Kado Natal Untuk Pecinta Bola Italia Serta Inggris

Kado Natal Untuk Pecinta Bola Italia Serta Inggris – Boxing day akan diadakan tengah minggu ini. Waktu persaingan berbeda libur (terkecuali Serie A yg beberapa terakhir ini ikut ‘masuk’saat Natal), dahaga tontonan sepakbola terpuaskan oleh Premier League.

Saat kebanyakan orang memikir masalah berlibur akhir tahun pada rentang Natal sampai Tahun Baru. Tim-tim Liga Inggris malah bakalan ada dalam periode repot.

Dalam rentang waktu itu tim-tim Liga Inggris bakalan mainkan tiga pertandingan dalam seminggu. Antara lainnya ialah pertandingan bertema Boxing Day yg diadakan serentak pada 26 Desember, malam kelak WIB, menjadi sisi dari rutinitas perayaan Natal di Inggris.

Rutinitas ini gak cuma digelar di Premier League, tetapi ikut di semua kasta persaingan proffesional Negeri Elizabeth, termasuk juga di Championship Division, League One serta League Two.
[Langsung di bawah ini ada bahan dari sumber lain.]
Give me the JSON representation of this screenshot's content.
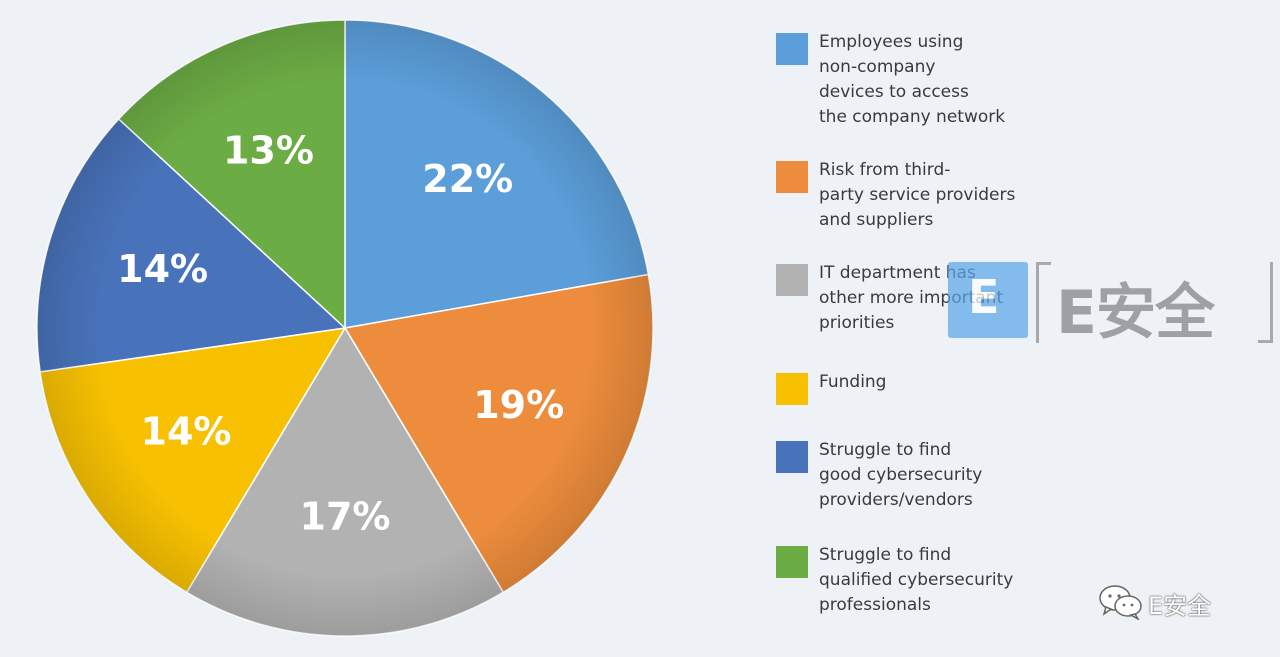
{
  "chart_data": {
    "type": "pie",
    "slices": [
      {
        "label": "Employees using\nnon-company\ndevices to access\nthe company network",
        "value": 22,
        "display": "22%",
        "color": "#5b9ed9"
      },
      {
        "label": "Risk from third-\nparty service providers\nand suppliers",
        "value": 19,
        "display": "19%",
        "color": "#ec8c3c"
      },
      {
        "label": "IT department has\nother more important\npriorities",
        "value": 17,
        "display": "17%",
        "color": "#b2b2b2"
      },
      {
        "label": "Funding",
        "value": 14,
        "display": "14%",
        "color": "#f7c101"
      },
      {
        "label": "Struggle to find\ngood  cybersecurity\nproviders/vendors",
        "value": 14,
        "display": "14%",
        "color": "#4872b9"
      },
      {
        "label": "Struggle to find\nqualified cybersecurity\nprofessionals",
        "value": 13,
        "display": "13%",
        "color": "#6cac44"
      }
    ]
  },
  "watermark": {
    "logo_text": "E安全",
    "badge_letter": "E"
  },
  "footer": {
    "brand_text": "E安全"
  }
}
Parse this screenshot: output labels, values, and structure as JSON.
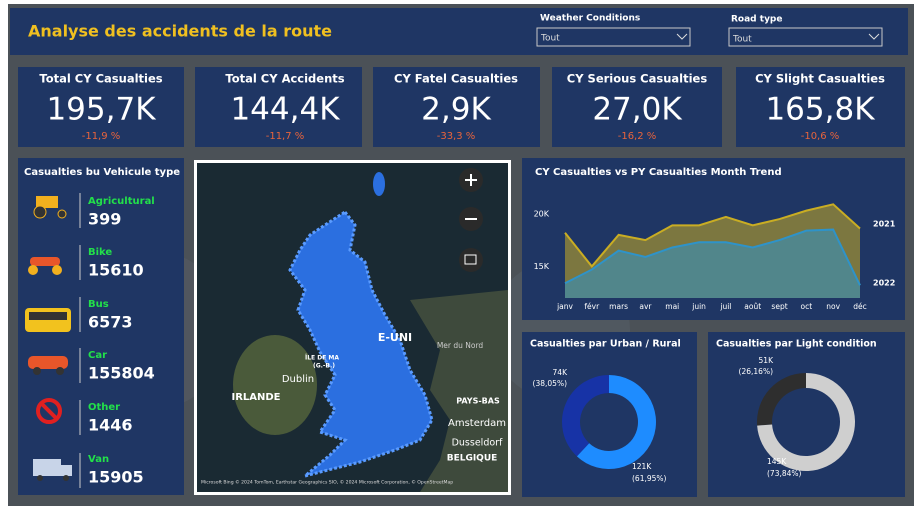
{
  "header": {
    "title": "Analyse des accidents de la route"
  },
  "filters": [
    {
      "label": "Weather Conditions",
      "value": "Tout"
    },
    {
      "label": "Road type",
      "value": "Tout"
    }
  ],
  "kpis": [
    {
      "title": "Total CY Casualties",
      "value": "195,7K",
      "change": "-11,9 %"
    },
    {
      "title": "Total CY Accidents",
      "value": "144,4K",
      "change": "-11,7 %"
    },
    {
      "title": "CY Fatel Casualties",
      "value": "2,9K",
      "change": "-33,3 %"
    },
    {
      "title": "CY Serious Casualties",
      "value": "27,0K",
      "change": "-16,2 %"
    },
    {
      "title": "CY Slight Casualties",
      "value": "165,8K",
      "change": "-10,6 %"
    }
  ],
  "vehicles": {
    "title": "Casualties bu Vehicule type",
    "items": [
      {
        "name": "Agricultural",
        "value": 399
      },
      {
        "name": "Bike",
        "value": 15610
      },
      {
        "name": "Bus",
        "value": 6573
      },
      {
        "name": "Car",
        "value": 155804
      },
      {
        "name": "Other",
        "value": 1446
      },
      {
        "name": "Van",
        "value": 15905
      }
    ]
  },
  "map": {
    "labels": [
      "E-UNI",
      "Mer du Nord",
      "IRLANDE",
      "Dublin",
      "ÎLE DE MA",
      "(G.-B.)",
      "PAYS-BAS",
      "Amsterdam",
      "Dusseldorf",
      "BELGIQUE"
    ],
    "attribution": "Microsoft Bing  © 2024 TomTom, Earthstar Geographics SIO, © 2024 Microsoft Corporation, © OpenStreetMap"
  },
  "chart_data": [
    {
      "type": "line",
      "title": "CY Casualties vs PY Casualties Month Trend",
      "categories": [
        "janv",
        "févr",
        "mars",
        "avr",
        "mai",
        "juin",
        "juil",
        "août",
        "sept",
        "oct",
        "nov",
        "déc"
      ],
      "series": [
        {
          "name": "2021",
          "color": "#c9ad23",
          "values": [
            18200,
            15000,
            18000,
            17500,
            18900,
            18900,
            19700,
            18900,
            19500,
            20300,
            20900,
            18600
          ]
        },
        {
          "name": "2022",
          "color": "#2e93c9",
          "values": [
            13400,
            14700,
            16500,
            15900,
            16800,
            17300,
            17300,
            16800,
            17500,
            18400,
            18500,
            13200
          ]
        }
      ],
      "ylim": [
        12000,
        21500
      ],
      "yticks": [
        {
          "value": 15000,
          "label": "15K"
        },
        {
          "value": 20000,
          "label": "20K"
        }
      ]
    },
    {
      "type": "donut",
      "title": "Casualties par Urban / Rural",
      "values": [
        38.05,
        61.95
      ],
      "value_labels": [
        "(38,05%)",
        "(61,95%)"
      ],
      "counts": [
        74000,
        121000
      ],
      "count_labels": [
        "74K",
        "121K"
      ],
      "colors": [
        "#1733a6",
        "#1e8cff"
      ]
    },
    {
      "type": "donut",
      "title": "Casualties par Light condition",
      "values": [
        26.16,
        73.84
      ],
      "value_labels": [
        "(26,16%)",
        "(73,84%)"
      ],
      "counts": [
        51000,
        145000
      ],
      "count_labels": [
        "51K",
        "145K"
      ],
      "colors": [
        "#2e2e2e",
        "#cfcfcf"
      ]
    }
  ]
}
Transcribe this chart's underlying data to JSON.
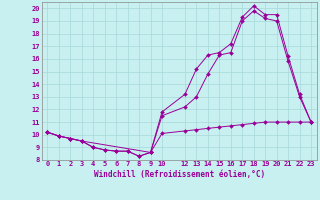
{
  "title": "",
  "xlabel": "Windchill (Refroidissement éolien,°C)",
  "ylabel": "",
  "bg_color": "#c8f0f0",
  "line_color": "#990099",
  "grid_color": "#a8d8d8",
  "xlim": [
    -0.5,
    23.5
  ],
  "ylim": [
    8.0,
    20.5
  ],
  "xticks": [
    0,
    1,
    2,
    3,
    4,
    5,
    6,
    7,
    8,
    9,
    10,
    12,
    13,
    14,
    15,
    16,
    17,
    18,
    19,
    20,
    21,
    22,
    23
  ],
  "yticks": [
    8,
    9,
    10,
    11,
    12,
    13,
    14,
    15,
    16,
    17,
    18,
    19,
    20
  ],
  "line1_x": [
    0,
    1,
    2,
    3,
    4,
    5,
    6,
    7,
    8,
    9,
    10,
    12,
    13,
    14,
    15,
    16,
    17,
    18,
    19,
    20,
    21,
    22,
    23
  ],
  "line1_y": [
    10.2,
    9.9,
    9.7,
    9.5,
    9.0,
    8.8,
    8.7,
    8.7,
    8.3,
    8.6,
    10.1,
    10.3,
    10.4,
    10.5,
    10.6,
    10.7,
    10.8,
    10.9,
    11.0,
    11.0,
    11.0,
    11.0,
    11.0
  ],
  "line2_x": [
    0,
    1,
    2,
    3,
    9,
    10,
    12,
    13,
    14,
    15,
    16,
    17,
    18,
    19,
    20,
    21,
    22,
    23
  ],
  "line2_y": [
    10.2,
    9.9,
    9.7,
    9.5,
    8.6,
    11.5,
    12.2,
    13.0,
    14.8,
    16.3,
    16.5,
    19.0,
    19.8,
    19.2,
    19.0,
    15.8,
    13.0,
    11.0
  ],
  "line3_x": [
    0,
    1,
    2,
    3,
    4,
    5,
    6,
    7,
    8,
    9,
    10,
    12,
    13,
    14,
    15,
    16,
    17,
    18,
    19,
    20,
    21,
    22,
    23
  ],
  "line3_y": [
    10.2,
    9.9,
    9.7,
    9.5,
    9.0,
    8.8,
    8.7,
    8.7,
    8.3,
    8.6,
    11.8,
    13.2,
    15.2,
    16.3,
    16.5,
    17.2,
    19.3,
    20.2,
    19.5,
    19.5,
    16.2,
    13.2,
    11.0
  ]
}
Peristiwa Boxing day di awali dari rutinitas kelompok keluarga kaya di Inggris pada masa pertengahan yg memberikan hari libur pada pegawai mereka 1 hari selesai Natal.
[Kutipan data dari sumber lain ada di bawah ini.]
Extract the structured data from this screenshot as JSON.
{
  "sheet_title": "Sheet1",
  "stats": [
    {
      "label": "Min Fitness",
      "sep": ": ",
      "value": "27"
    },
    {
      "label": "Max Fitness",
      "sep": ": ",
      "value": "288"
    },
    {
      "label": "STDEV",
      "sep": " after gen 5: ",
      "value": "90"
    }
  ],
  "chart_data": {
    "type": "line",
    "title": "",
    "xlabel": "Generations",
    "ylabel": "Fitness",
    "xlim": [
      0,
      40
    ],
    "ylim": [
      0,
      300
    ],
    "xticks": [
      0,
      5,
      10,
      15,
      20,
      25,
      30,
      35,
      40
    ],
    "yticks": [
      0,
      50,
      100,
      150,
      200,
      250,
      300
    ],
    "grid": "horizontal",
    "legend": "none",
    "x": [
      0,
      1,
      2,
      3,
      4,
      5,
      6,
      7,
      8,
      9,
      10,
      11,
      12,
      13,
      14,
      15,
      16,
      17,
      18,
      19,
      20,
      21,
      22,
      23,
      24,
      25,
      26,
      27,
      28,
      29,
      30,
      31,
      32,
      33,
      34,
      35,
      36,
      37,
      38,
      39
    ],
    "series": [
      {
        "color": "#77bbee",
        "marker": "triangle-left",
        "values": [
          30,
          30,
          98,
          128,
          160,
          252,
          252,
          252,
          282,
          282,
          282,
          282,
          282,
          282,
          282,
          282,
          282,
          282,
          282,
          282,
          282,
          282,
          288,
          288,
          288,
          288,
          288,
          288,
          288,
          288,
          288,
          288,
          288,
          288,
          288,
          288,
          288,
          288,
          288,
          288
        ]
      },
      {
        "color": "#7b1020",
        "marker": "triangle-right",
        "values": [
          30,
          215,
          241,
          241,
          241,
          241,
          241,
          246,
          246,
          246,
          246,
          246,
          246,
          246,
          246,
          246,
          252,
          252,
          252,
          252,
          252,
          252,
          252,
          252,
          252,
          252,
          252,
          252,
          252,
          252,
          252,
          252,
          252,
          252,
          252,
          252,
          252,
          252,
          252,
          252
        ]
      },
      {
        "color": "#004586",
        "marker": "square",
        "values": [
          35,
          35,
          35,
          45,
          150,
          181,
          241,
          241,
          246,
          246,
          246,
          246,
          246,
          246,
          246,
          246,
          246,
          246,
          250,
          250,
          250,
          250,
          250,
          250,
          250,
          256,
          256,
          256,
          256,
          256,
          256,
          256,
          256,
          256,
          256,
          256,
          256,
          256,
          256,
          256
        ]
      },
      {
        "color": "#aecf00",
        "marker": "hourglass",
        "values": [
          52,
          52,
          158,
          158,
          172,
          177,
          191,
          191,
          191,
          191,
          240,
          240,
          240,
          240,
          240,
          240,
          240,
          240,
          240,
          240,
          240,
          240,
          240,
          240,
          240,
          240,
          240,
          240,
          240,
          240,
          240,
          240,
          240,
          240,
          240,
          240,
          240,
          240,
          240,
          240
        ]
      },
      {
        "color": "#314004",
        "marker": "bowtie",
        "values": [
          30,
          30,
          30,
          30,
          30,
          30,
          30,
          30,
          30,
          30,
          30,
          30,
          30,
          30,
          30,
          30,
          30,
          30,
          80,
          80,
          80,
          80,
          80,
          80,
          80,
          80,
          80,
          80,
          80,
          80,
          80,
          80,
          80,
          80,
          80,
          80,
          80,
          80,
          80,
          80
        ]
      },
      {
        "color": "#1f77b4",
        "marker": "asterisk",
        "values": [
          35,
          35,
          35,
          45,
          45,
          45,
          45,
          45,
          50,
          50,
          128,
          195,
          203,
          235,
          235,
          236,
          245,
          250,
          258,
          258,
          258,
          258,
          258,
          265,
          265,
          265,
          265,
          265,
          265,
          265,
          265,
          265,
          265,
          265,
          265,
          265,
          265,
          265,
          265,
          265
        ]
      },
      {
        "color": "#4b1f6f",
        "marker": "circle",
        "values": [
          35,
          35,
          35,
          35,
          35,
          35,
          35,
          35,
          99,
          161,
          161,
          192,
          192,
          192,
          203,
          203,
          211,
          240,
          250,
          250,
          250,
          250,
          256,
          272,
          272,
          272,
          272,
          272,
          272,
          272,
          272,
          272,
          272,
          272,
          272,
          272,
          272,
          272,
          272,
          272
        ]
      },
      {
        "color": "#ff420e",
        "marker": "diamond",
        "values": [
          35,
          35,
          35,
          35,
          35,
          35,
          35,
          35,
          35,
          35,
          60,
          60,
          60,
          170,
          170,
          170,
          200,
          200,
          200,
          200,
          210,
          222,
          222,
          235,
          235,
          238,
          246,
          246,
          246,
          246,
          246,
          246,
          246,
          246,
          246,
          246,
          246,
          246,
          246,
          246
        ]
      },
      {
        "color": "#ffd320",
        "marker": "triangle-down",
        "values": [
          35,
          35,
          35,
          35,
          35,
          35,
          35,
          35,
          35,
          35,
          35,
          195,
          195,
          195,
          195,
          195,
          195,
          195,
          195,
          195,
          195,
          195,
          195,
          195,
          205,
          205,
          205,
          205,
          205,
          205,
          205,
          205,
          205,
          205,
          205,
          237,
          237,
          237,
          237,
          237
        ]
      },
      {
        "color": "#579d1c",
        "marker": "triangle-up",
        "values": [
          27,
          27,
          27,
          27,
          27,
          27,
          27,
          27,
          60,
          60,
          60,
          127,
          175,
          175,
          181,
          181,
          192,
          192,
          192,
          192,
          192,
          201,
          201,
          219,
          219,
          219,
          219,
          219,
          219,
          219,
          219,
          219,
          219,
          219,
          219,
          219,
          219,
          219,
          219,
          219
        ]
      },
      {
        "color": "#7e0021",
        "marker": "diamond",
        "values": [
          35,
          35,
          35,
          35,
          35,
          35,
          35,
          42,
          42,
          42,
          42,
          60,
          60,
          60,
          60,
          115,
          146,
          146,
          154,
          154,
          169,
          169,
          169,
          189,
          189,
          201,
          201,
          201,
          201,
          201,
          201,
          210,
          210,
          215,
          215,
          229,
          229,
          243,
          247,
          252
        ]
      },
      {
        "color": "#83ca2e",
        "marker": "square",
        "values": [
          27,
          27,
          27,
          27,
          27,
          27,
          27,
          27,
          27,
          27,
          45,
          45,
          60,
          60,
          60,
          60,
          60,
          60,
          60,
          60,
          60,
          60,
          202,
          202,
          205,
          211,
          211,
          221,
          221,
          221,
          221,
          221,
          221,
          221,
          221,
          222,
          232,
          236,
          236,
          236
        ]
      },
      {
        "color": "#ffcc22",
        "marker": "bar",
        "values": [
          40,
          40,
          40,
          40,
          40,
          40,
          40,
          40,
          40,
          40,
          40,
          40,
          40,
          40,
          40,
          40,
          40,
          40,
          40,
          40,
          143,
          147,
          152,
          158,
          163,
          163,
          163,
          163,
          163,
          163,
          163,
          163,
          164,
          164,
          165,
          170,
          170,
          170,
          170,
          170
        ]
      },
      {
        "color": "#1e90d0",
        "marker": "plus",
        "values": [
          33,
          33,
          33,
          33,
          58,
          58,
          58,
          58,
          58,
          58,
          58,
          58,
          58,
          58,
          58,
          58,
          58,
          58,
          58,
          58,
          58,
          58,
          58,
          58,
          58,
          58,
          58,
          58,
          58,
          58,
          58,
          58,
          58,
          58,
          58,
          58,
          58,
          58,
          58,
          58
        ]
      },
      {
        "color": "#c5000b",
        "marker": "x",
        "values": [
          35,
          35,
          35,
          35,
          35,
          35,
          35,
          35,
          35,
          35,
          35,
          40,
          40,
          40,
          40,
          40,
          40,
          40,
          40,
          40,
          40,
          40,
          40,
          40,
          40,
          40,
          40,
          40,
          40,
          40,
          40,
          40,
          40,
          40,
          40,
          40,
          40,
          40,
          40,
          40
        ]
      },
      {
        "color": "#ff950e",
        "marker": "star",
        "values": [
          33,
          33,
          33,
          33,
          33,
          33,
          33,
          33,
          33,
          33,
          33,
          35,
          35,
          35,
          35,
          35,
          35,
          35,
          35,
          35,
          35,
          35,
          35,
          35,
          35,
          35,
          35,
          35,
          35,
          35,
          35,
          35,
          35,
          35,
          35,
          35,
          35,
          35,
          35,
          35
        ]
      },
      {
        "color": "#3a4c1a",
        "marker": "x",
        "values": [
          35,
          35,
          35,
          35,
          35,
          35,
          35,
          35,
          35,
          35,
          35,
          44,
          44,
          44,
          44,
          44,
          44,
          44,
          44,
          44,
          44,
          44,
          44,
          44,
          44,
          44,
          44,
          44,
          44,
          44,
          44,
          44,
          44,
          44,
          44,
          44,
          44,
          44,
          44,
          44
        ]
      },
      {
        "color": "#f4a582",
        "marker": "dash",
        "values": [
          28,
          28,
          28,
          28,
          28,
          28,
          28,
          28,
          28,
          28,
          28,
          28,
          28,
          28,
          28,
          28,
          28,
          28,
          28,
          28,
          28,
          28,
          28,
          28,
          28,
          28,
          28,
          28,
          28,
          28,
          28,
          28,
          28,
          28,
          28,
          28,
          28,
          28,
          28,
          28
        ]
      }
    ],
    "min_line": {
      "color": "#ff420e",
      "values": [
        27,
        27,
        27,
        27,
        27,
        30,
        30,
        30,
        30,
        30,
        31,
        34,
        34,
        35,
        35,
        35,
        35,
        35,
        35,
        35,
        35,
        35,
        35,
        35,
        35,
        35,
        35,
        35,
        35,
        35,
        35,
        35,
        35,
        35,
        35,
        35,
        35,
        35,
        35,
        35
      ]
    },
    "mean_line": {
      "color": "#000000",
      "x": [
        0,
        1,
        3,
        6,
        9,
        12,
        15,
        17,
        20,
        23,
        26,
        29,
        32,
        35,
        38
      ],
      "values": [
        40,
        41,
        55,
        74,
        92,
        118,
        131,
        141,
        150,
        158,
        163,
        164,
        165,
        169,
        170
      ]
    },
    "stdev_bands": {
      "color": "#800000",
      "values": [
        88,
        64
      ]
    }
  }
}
Kecuali memberikan peluang libur beberapa pegawainya di tangal 26 Desember untuk rayakan Natal bersama-sama keluarga, beberapa orang kaya ini pun memberikannya satu hadiah dalam satu kotak (box). Dimana hal itu selanjutnya mengilhami nama Boxing Day.

Rutinitas Boxing day ini selanjutnya berkembang berubah menjadi rutinitas memberikan hadiah di tanggal 26 Desember untuk rayakan Natal. Rutinitas itu dijalankan hampir di semua negara persemakmuran Inggris serta sejumlah negara di Eropa seperti Norwegia, Belanda, serta Swedia.
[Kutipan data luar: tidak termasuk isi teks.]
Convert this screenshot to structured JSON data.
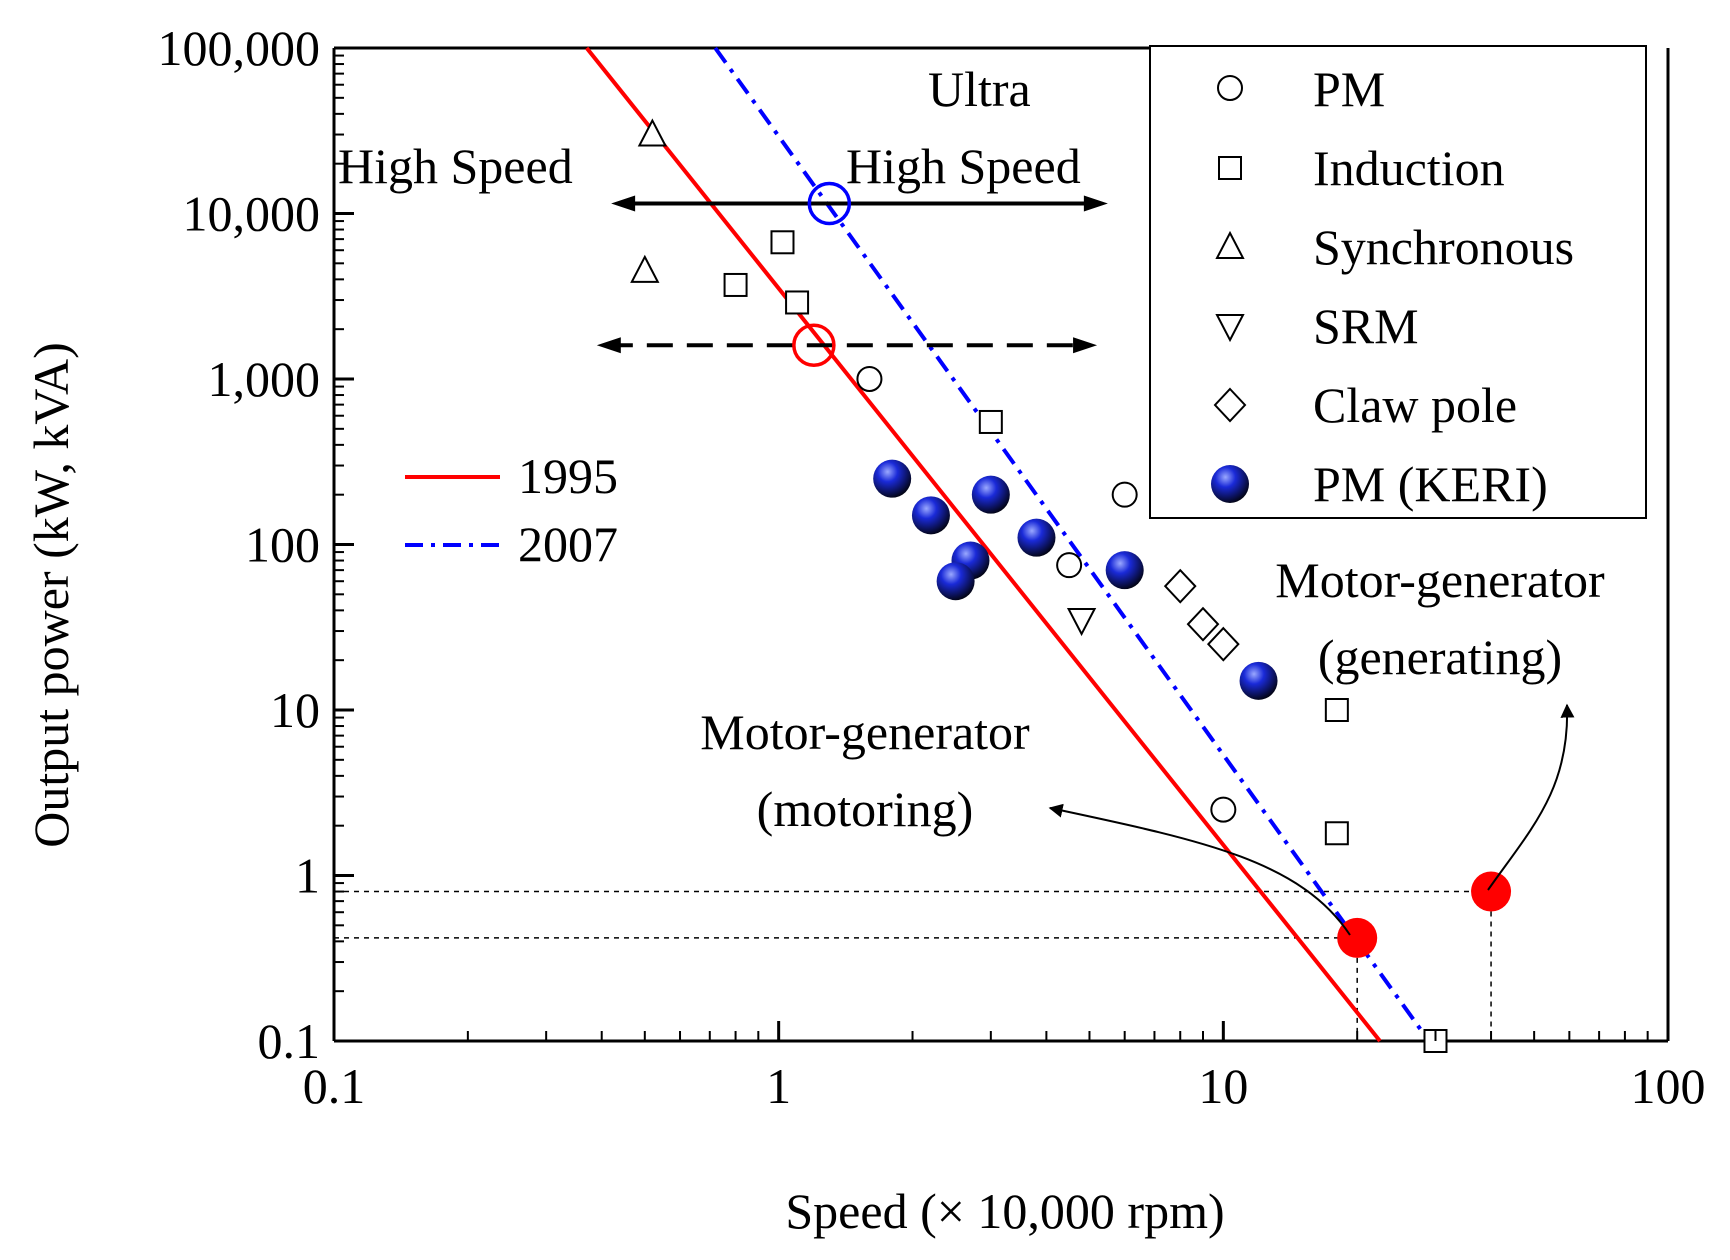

Boxing Day yg udah menempel di berapa sendi kehidupan di Inggris selanjutnya menyebar ke sepakbola. Di awali ketika pertandingan Sheffield versus Hallam diadakan kali pertama di tanggal 26 Desember pada tahun 1860.

Tetapi kepopuleran Boxing Day di sepakbola baru mulai tumbuh cepat waktu Preston North End menaklukkan Derby County 5-0 pada 26 Desember 1888 pada musim ke-22 Football League. Kemenangan itu memperoleh banyak perhatian publik Inggris lantaran membuat Preston beberapa langkah kembali menggapai titel juara.

Mulai sejak tersebut Boxing Day berubah menjadi pusat hiburan penting buat peminat sepakbola di Inggris untuk rayakan Natal. Ticket laga waktu Boxing Day kebanyakan sangat kencang habis terjual lantaran ketertarikan beberapa keluarga di Inggris untuk melihat pertandingan langsung di Stadion.

Pihak Liga Inggris selanjutnya mengakomodir ketertarikan masyarakat Inggris itu dengan mengadakan pertandingan antar team yg tempatnya bersisihan waktu Boxing Day. Ini dijalankan biar fans team tandang gak ada masalah untuk menyemarakan stadion. lebih di periode Desember cuaca di Inggris kebanyakan amat jelek.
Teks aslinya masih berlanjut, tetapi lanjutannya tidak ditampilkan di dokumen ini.